Хоронили папу на Радоницу. Я и черного платка не надевала, какой же траур, когда радость, Пасха для всех усопших, благая весть и для них. Папу хоронили, как должно, с пением псалмов, с отпеванием. Маму я тогда тоже отпевала, но заочно, вернувшись с похорон в Новосибирске. А папе опять повезло...
Когда они уезжали от меня к брату в Подмосковье, и между нами стояла глухая стена непонимания, папа отозвал меня на кухню и, стоя у холодильника, с трудом проговорил:
- Галя, а можно, если нам там, у Юрия, не поживется, мы вернемся... пусть комната постоит пустая, не занимайте...
Я онемела... Дня за два до происходящего я видела это во сне. И слова папины, слово в слово. Если бы я не успела рассказать сон подруге, я бы не поверила сама себе. Мне бы осознать странное совпадение яви и сна, обнять папу и сказать, не уезжайте, еще не поздно, оставайтесь... Но между нами горечь взаимных обид, и я произношу:
- Вот когда мамы не станет, если захочешь, возвращайся, я тебя дохожу...

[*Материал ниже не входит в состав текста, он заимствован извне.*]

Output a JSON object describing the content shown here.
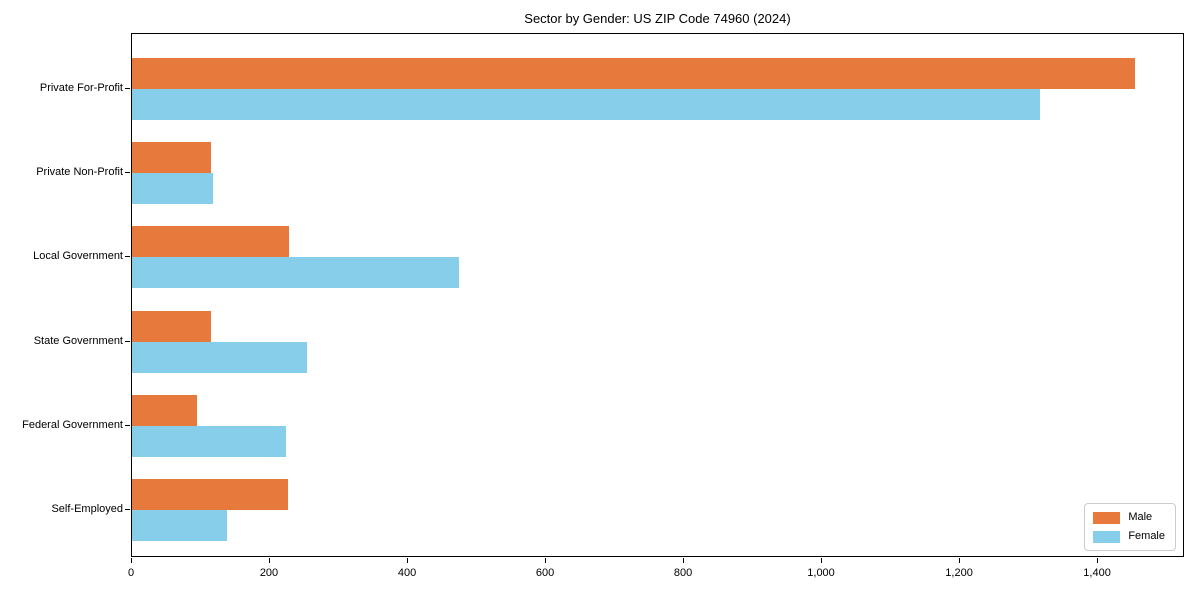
{
  "chart_data": {
    "type": "bar",
    "orientation": "horizontal",
    "title": "Sector by Gender: US ZIP Code 74960 (2024)",
    "categories": [
      "Private For-Profit",
      "Private Non-Profit",
      "Local Government",
      "State Government",
      "Federal Government",
      "Self-Employed"
    ],
    "series": [
      {
        "name": "Male",
        "color": "#E8793C",
        "values": [
          1454,
          114,
          227,
          114,
          94,
          226
        ]
      },
      {
        "name": "Female",
        "color": "#87CEEB",
        "values": [
          1316,
          117,
          474,
          254,
          223,
          137
        ]
      }
    ],
    "xlabel": "",
    "ylabel": "",
    "xlim": [
      0,
      1526
    ],
    "x_ticks": [
      0,
      200,
      400,
      600,
      800,
      1000,
      1200,
      1400
    ],
    "x_tick_labels": [
      "0",
      "200",
      "400",
      "600",
      "800",
      "1,000",
      "1,200",
      "1,400"
    ],
    "grid": false,
    "legend_position": "lower right",
    "spine_color": "#000000"
  }
}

Я не знаю, что произношу пророческие слова, почему ее не станет раньше? Я запечатываю саму возможность маминого возвращения в мой дом. Несколько раз они проедут мимо, но никогда больше мама не войдет в нашу квартиру. А папа вернется после смерти мамы, вернется еще на семь лет. Вернется, чтобы помочь мне искупить мою вину, только вряд ли я справилась с этим. Не простое это дело, стариков дохаживать, даже если это твои родные отец и мать.